A library for accelerating Transformer models on NVIDIA GPUs, including using 8-bit floating point (FP8) precision on Hopper and Ada GPUs, to provide better performance with lower memory utilization in both training and inference.
Apache License 2.0
1.61k stars 256 forks source link

Calling backward(retain_graph=True) multiple times with TE Layer does not work #990

Open kshitij12345 opened 4 days ago

kshitij12345 commented 4 days ago
import torch
from transformer_engine.pytorch import Linear as TELinear, fp8_autocast

# m = torch.nn.Linear(16, 16).to("cuda")  # This works
m = TELinear(16, 16)
x = torch.randn(16, 16, device='cuda')

with fp8_autocast(True):
    o = m(x).sum()


# this fails with
# AssertionError: FP8 execution requires 2D input matrices with height divisible by 8 and width divisible by 16, but got tensor with dims=[0]
# looks like TELinear.backward mutates the context object such that it is not reusable.
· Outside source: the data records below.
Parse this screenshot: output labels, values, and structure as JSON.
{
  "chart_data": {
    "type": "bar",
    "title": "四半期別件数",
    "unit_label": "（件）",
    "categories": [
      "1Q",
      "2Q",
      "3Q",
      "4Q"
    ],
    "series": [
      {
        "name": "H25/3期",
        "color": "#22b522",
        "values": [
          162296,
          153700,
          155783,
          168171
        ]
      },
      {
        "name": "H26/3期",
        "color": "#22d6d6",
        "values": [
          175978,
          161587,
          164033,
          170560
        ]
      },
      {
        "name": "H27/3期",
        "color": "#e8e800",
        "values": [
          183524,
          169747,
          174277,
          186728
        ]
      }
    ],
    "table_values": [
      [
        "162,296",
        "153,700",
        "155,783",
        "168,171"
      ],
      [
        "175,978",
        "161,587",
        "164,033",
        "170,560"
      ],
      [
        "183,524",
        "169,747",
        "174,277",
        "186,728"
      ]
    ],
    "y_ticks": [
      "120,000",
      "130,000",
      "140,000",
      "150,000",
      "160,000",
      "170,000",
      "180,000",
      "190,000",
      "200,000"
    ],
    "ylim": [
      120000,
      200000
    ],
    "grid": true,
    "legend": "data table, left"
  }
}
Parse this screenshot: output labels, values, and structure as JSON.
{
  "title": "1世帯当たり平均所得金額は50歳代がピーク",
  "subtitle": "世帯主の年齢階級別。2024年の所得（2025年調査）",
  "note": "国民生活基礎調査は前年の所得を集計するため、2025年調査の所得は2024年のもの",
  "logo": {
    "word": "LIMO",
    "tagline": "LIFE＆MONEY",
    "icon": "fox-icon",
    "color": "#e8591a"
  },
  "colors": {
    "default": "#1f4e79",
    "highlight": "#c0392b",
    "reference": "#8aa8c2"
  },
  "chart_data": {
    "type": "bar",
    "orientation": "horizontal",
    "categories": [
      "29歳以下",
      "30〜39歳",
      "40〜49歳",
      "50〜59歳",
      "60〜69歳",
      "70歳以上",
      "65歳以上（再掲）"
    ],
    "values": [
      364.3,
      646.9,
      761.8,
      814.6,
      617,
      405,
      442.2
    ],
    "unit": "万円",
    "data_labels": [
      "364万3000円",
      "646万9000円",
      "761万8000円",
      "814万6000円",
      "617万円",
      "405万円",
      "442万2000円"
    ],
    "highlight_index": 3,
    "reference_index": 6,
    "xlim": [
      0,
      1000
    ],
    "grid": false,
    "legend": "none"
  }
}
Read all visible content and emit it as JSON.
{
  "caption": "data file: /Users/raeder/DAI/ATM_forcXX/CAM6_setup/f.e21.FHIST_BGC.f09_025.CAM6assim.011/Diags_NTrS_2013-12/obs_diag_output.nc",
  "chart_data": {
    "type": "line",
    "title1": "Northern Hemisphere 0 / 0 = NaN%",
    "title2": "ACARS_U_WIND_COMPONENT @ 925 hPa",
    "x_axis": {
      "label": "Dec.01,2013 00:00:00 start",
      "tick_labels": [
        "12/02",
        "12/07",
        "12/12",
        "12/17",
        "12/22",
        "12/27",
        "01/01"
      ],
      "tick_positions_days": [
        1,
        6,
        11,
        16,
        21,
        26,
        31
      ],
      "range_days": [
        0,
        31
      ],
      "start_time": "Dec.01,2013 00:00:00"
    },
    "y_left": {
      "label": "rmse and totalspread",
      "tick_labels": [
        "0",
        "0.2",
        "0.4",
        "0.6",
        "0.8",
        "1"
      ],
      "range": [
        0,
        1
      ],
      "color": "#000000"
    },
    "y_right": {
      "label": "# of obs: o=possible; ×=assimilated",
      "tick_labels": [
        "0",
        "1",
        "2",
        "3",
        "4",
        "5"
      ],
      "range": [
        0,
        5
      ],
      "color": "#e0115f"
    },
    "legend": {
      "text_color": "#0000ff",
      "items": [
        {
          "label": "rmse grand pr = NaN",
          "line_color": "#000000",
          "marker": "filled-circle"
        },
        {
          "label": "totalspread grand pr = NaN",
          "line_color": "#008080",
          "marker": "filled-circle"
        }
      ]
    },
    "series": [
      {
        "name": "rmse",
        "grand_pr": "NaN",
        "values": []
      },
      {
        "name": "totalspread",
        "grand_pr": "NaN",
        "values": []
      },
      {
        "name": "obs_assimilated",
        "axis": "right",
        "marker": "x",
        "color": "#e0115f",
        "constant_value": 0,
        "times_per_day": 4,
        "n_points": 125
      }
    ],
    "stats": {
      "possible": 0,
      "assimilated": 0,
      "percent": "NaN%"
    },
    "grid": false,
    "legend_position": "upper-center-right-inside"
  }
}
This would be useful to support benchmarking just the backward pass.

timmoon10 commented 3 days ago

In the module-based API, we deliberately clear the intermediate tensors to minimize memory usage (see https://github.com/NVIDIA/TransformerEngine/pull/509). For example, in _Linear.backward: https://github.com/NVIDIA/TransformerEngine/blob/56e0b351d0b7db6e622d3aa3eac6c6a1bf1ce4ab/transformer_engine/pytorch/module/linear.py#L587-L588 We should mark these autograd backwards with once_differentiable for clarity.

Note that the functional API in https://github.com/NVIDIA/TransformerEngine/pull/707 does not manually deallocate intermediate tensors (the operators themselves do deallocate to achieve the same memory savings as the module-based API). Once that is merged, it should be better for this use-case.